# Introduction to Altair

[Altair](https://altair-viz.github.io/) is a declarative statistical visualization library for Python. Altair offers a powerful and concise visualization grammar for quickly building a wide range of statistical graphics.

By *declarative*, we mean that you can provide a high-level specification of *what* you want the visualization to include, in terms of *data*, *graphical marks*, and *encoding channels*, rather than having to specify *how* to implement the visualization in terms of for-loops, low-level drawing commands, *etc*. The key idea is that you declare links between data fields and visual encoding channels, such as the x-axis, y-axis, color, *etc*. The rest of the plot details are handled automatically. Building on this declarative plotting idea, a surprising range of simple to sophisticated visualizations can be created using a concise grammar.

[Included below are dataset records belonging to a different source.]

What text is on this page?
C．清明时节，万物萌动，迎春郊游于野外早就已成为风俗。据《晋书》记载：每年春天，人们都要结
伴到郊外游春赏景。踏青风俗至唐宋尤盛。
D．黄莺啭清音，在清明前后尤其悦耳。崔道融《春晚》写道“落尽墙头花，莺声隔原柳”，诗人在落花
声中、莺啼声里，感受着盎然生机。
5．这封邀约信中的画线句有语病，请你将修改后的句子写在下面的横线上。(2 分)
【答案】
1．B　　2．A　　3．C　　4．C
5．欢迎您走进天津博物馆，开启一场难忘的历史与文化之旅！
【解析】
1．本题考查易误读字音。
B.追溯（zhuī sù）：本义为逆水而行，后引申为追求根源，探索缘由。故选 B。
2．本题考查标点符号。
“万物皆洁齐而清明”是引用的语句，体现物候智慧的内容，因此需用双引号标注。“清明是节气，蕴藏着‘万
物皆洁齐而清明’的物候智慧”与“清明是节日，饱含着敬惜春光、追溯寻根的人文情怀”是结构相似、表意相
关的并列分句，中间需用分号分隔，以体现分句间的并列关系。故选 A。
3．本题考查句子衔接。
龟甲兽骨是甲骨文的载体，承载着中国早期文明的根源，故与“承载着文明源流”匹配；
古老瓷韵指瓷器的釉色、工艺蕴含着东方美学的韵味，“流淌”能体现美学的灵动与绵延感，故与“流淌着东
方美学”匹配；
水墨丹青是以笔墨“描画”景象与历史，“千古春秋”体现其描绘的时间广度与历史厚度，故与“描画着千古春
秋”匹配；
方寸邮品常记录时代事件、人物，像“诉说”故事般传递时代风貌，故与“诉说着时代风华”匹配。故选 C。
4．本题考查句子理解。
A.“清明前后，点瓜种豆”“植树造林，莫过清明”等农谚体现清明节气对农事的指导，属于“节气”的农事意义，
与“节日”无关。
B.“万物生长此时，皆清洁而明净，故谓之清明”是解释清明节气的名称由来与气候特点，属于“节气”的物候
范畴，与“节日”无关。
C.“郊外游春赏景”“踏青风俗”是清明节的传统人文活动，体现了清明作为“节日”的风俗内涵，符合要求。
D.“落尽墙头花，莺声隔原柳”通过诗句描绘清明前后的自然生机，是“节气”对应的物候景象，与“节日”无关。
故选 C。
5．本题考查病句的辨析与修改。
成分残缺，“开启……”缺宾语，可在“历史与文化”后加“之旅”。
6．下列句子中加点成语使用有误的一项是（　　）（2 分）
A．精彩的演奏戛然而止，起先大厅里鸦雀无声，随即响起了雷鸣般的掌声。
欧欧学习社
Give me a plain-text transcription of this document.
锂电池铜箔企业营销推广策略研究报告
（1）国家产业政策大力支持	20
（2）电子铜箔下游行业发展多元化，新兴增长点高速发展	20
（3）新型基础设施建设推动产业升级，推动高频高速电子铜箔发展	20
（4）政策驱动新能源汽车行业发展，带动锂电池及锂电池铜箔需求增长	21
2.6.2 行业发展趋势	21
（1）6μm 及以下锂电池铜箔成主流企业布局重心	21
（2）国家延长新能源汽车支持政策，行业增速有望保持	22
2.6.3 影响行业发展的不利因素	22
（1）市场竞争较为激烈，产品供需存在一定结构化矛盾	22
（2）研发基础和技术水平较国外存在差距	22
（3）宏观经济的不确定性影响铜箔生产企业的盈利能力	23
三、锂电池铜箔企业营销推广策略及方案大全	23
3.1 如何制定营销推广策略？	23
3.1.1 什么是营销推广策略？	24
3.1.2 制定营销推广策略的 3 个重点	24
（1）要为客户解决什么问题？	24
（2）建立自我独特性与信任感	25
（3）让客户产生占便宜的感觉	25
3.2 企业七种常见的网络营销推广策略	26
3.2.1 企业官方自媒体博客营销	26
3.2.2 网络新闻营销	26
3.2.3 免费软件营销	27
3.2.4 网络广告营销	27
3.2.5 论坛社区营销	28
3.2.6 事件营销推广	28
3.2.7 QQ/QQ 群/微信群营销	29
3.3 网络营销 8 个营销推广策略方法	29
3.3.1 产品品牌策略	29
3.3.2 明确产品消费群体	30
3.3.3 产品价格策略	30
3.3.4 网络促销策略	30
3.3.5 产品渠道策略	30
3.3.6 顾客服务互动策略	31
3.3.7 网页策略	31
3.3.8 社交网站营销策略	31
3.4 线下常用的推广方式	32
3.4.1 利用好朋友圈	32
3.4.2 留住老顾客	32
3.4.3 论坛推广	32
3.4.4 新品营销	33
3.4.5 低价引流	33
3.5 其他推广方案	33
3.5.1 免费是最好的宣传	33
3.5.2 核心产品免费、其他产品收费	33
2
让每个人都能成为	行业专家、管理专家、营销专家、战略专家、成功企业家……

Altair is based on [Vega-Lite](https://vega.github.io/vega-lite/), a high-level grammar of interactive graphics. Altair provides a friendly Python [API (Application Programming Interface)](https://en.wikipedia.org/wiki/Application_programming_interface) that generates Vega-Lite specifications in [JSON (JavaScript Object Notation)](https://en.wikipedia.org/wiki/JSON) format. Environments such as Jupyter Notebooks, JupyterLab, and Colab can then take this specification and render it directly in the web browser. To learn more about the motivation and basic concepts behind Altair and Vega-Lite, watch the [Vega-Lite presentation video from OpenVisConf 2017](https://www.youtube.com/watch?v=9uaHRWj04D4).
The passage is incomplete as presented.